Soneva to welcome renowned sculptor Scott Chaseling at its Art & Glass Studio

Soneva Fushi will welcome cross-medium sculptor Scott Chaseling for an exclusive artistic residency between December 1 to 22.

With a collection displayed in some of the world’s most prestigious institutions, including Japan’s 21st Century Museum of Contemporary Art and Germany’s Museum Kunst Palast, Dusseldorf, Chaseling’s work examines the notions of mobility, transition, and liminality – the ‘non-place’, positioned at the threshold between things.

During his Soneva residency, Chaseling will be creating his unique and thought-provoking works of art from recycled glass bottles – with these one-of-a-kind pieces available for guests to purchase.

A multi-award-winning artist, Scott Chaseling’s career spans two decades and has been inspired in part by his own nomadic existence – born in Australia, he has lived and worked as an artist in Germany, France, Japan, and the US. While his earlier works focused on this personal narrative, Chaseling’s later collections have examined the environment and the impact of materials.
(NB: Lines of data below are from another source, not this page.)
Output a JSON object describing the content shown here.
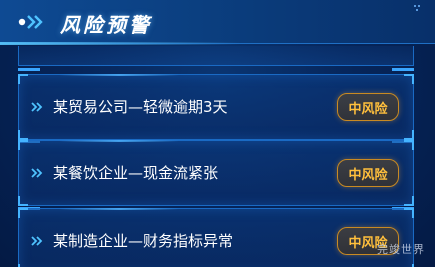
{
  "header": {
    "title": "风险预警",
    "icon": "double-chevron-right-icon"
  },
  "alerts": [
    {
      "text": "某贸易公司—轻微逾期3天",
      "level": "中风险"
    },
    {
      "text": "某餐饮企业—现金流紧张",
      "level": "中风险"
    },
    {
      "text": "某制造企业—财务指标异常",
      "level": "中风险"
    }
  ],
  "colors": {
    "accent": "#45b4ff",
    "badge_text": "#ffbf3c",
    "badge_border": "#c98a22",
    "background": "#06255a"
  },
  "watermark": "完竣世界"
}
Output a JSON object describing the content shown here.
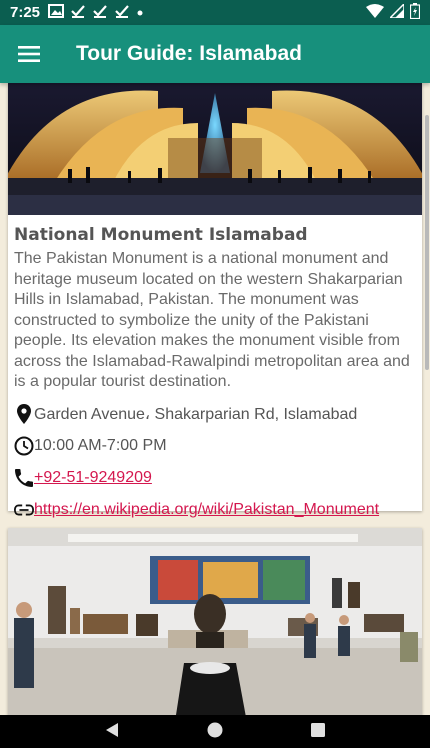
{
  "status_bar": {
    "time": "7:25",
    "icons": [
      "image-icon",
      "check-icon",
      "check-icon",
      "check-icon",
      "dot-icon"
    ],
    "right_icons": [
      "wifi-icon",
      "signal-icon",
      "battery-icon"
    ]
  },
  "app_bar": {
    "title": "Tour Guide: Islamabad",
    "menu_icon": "hamburger-menu-icon",
    "color": "#17907c",
    "status_color": "#0b5e50"
  },
  "places": [
    {
      "name": "National Monument Islamabad",
      "description": "The Pakistan Monument is a national monument and heritage museum located on the western Shakarparian Hills in Islamabad, Pakistan. The monument was constructed to symbolize the unity of the Pakistani people. Its elevation makes the monument visible from across the Islamabad-Rawalpindi metropolitan area and is a popular tourist destination.",
      "address": "Garden Avenue، Shakarparian Rd, Islamabad",
      "hours": "10:00 AM-7:00 PM",
      "phone": "+92-51-9249209",
      "website": "https://en.wikipedia.org/wiki/Pakistan_Monument"
    }
  ],
  "colors": {
    "link": "#d4174e",
    "background": "#f3ecdc"
  }
}
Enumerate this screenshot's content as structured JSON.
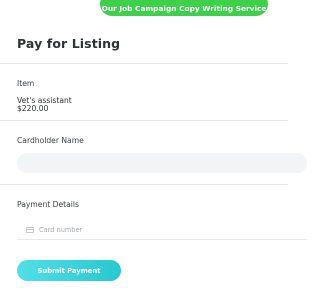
{
  "banner": {
    "label": "Our Job Campaign Copy Writing Service",
    "color": "#3ecf4b"
  },
  "page": {
    "title": "Pay for Listing"
  },
  "item": {
    "label": "Item",
    "name": "Vet's assistant",
    "price": "$220.00"
  },
  "cardholder": {
    "label": "Cardholder Name",
    "value": ""
  },
  "payment": {
    "label": "Payment Details",
    "card_placeholder": "Card number",
    "card_icon": "credit-card-icon"
  },
  "submit": {
    "label": "Submit Payment",
    "color": "#2fd0d6"
  }
}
His recent work has drawn upon his travels on the Camino de Santiago and kayaking the River Murray, where he made sculptures from the detritus he collected along the way. His many accolades include the 2017 Hindmarsh Glass Prize, the 2004 Ranamok Glass Prize, and the 2002 Bavarian State Prize Gold Medal.

Located at Soneva Fushi, Soneva’s world-leading resort in the Baa Atoll, the Soneva Art and Glass Studio opened in August 2015 and is the Maldives’ first and only hot glass studio. Hosting some of the world’s top glass artists, guests can watch the experts in action, commission custom artworks or even have a go at learning the age-old art of glassblowing for themselves to create a masterpiece with the experienced glass-working team.

An estimated five tonnes of glass waste is produced in the Baa Atoll alone each month, with resorts typically crushing waste bottles and selling this on to recycling companies or, worse, dumping the waste directly into the sea.